Effective Use of Large High-Bandwidth Memory Caches in HPC Stencil Computation via Temporal Wave-Front Tiling

Charles Yount, Alejandro Duran

Stencil computation is an important class of algorithms used in a large variety of scientific-simulation applications. The performance of stencil calculations is often bounded by memory bandwidth. High-bandwidth memory (HBM) on devices such as those in the Intel Xeon Phi x200 processor family (code-named Knights Landing) can thus provide additional performance. In a traditional sequential time-step approach, the additional bandwidth can be best utilized when the stencil data fits into the HBM, restricting the problem sizes that can be undertaken and under-utilizing the larger DDR memory on the platform. As problem sizes become significantly larger than the HBM, the effective bandwidth approaches that of the DDR, degrading performance. This paper explores the use of temporal wave-front tiling to add an additional layer of cache-blocking to allow efficient use of both the HBM bandwidth and the DDR capacity.
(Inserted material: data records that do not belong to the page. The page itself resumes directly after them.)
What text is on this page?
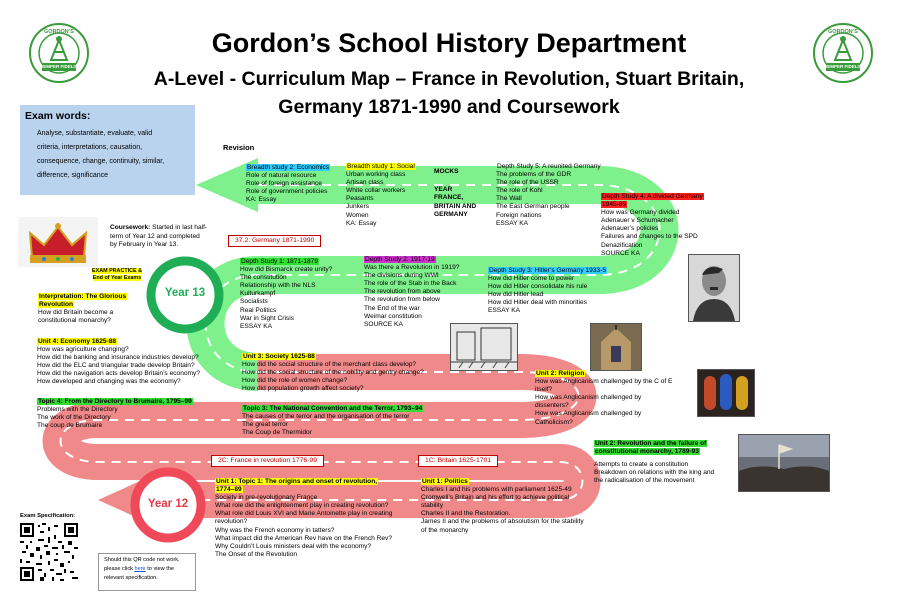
Year 13
Year 12
Gordon’s School History Department
A-Level - Curriculum Map – France in Revolution, Stuart Britain,
Germany 1871-1990 and Coursework
GORDON’S
SEMPER FIDELIS
GORDON’S
SEMPER FIDELIS
Exam words:
Analyse, substantiate, evaluate, valid
criteria, interpretations, causation,
consequence, change, continuity, similar,
difference, significance
Coursework: Started in last half-
term of Year 12 and completed
by February in Year 13.
Revision
Breadth study 2: Economics
Role of natural resource
Role of foreign assistance
Role of government policies
KA: Essay
Breadth study 1: Social
Urban working class
Artisan class
White collar workers
Peasants
Junkers
Women
KA: Essay
MOCKS
YEAR
FRANCE,
BRITAIN AND
GERMANY
Depth Study 5: A reunited Germany
The problems of the GDR
The role of the USSR
The role of Kohl
The Wall
The East German people
Foreign nations
ESSAY KA
Depth Study 4: A divided Germany
1945-89
How was Germany divided
Adenauer v Schumacher
Adenauer’s policies
Failures and changes to the SPD
Denazification
SOURCE KA
37.2: Germany 1871-1990
EXAM PRACTICE &
End of Year Exams
Depth Study 1: 1871-1879
How did Bismarck create unity?
The constitution
Relationship with the NLS
Kulturkampf
Socialists
Real Politics
War in Sight Crisis
ESSAY KA
Depth Study 2: 1917-19
Was there a Revolution in 1919?
The divisions during WWI
The role of the Stab in the Back
The revolution from above
The revolution from below
The End of the war
Weimar constitution
SOURCE KA
Depth Study 3: Hitler’s Germany 1933-5
How did Hitler come to power
How did Hitler consolidate his rule
How did Hitler lead
How did Hitler deal with minorities
ESSAY KA
Interpretation: The Glorious
Revolution
How did Britain become a
constitutional monarchy?
Unit 4: Economy 1625-88
How was agriculture changing?
How did the banking and insurance industries develop?
How did the ELC and triangular trade develop Britain?
How did the navigation acts develop Britain’s economy?
How developed and changing was the economy?
Unit 3: Society 1625-88
How did the social structure of the merchant class develop?
How did the social structure of the nobility and gentry change?
How did the role of women change?
How did population growth affect society?
Unit 2: Religion
How was Anglicanism challenged by the C of E
itself?
How was Anglicanism challenged by
dissenters?
How was Anglicanism challenged by
Catholicism?
Topic 4: From the Directory to Brumaire, 1795–99
Problems with the Directory
The work of the Directory
The coup de Brumaire
Topic 3: The National Convention and the Terror, 1793–94
The causes of the terror and the organisation of the terror
The great terror
The Coup de Thermidor
Unit 2: Revolution and the failure of
constitutional monarchy, 1789-93
Attempts to create a constitution
Breakdown on relations with the king and
the radicalisation of the movement
2C: France in revolution 1776-99	1C: Britain 1625-1701
Unit 1: Topic 1: The origins and onset of revolution,
1774–89
Society in pre-revolutionary France
What role did the enlightenment play in creating revolution?
What role did Louis XVI and Marie Antoinette play in creating
revolution?
Why was the French economy in tatters?
What impact did the American Rev have on the French Rev?
Why Couldn’t Louis ministers deal with the economy?
The Onset of the Revolution
Unit 1: Politics
Charles I and his problems with parliament 1625-49
Cromwell’s Britain and his effort to achieve political
stability
Charles II and the Restoration.
James II and the problems of absolutism for the stability
of the monarchy
Exam Specification:
Should this QR code not work,
please click here to view the
relevant specification.
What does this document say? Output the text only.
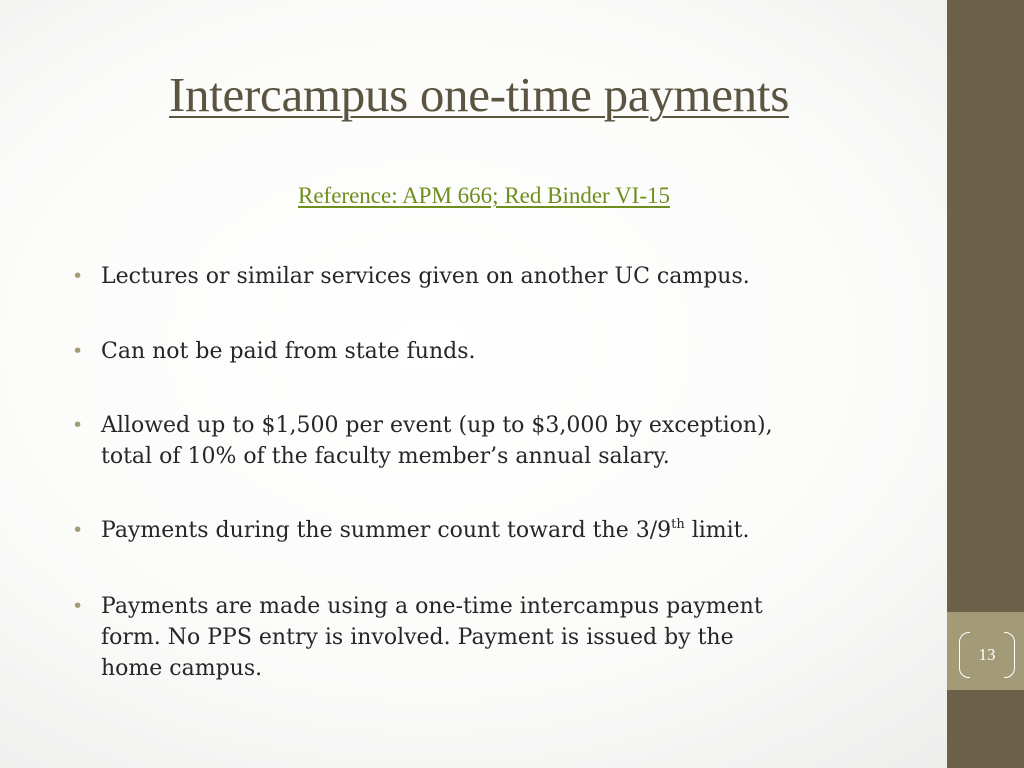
Intercampus one-time payments
Reference: APM 666; Red Binder VI-15
• Lectures or similar services given on another UC campus.
• Can not be paid from state funds.
• Allowed up to $1,500 per event (up to $3,000 by exception),
total of 10% of the faculty member’s annual salary.
• Payments during the summer count toward the 3/9th limit.
• Payments are made using a one-time intercampus payment
form. No PPS entry is involved. Payment is issued by the
home campus.
13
Details of the cache-blocking and wavefront tiling algorithms are given, and results on a Xeon Phi processor are presented, comparing performance across problem sizes and among four experimental configurations. Analyses of the bandwidth utilization and HBM-cache hit rates are also provided, illustrating the correlation between these metrics and performance. It is demonstrated that temporal wave-front tiling can provide a 2.4x speedup compared to using HBM cache without temporal tiling and 3.3x speedup compared to only using DDR memory for large problem sizes.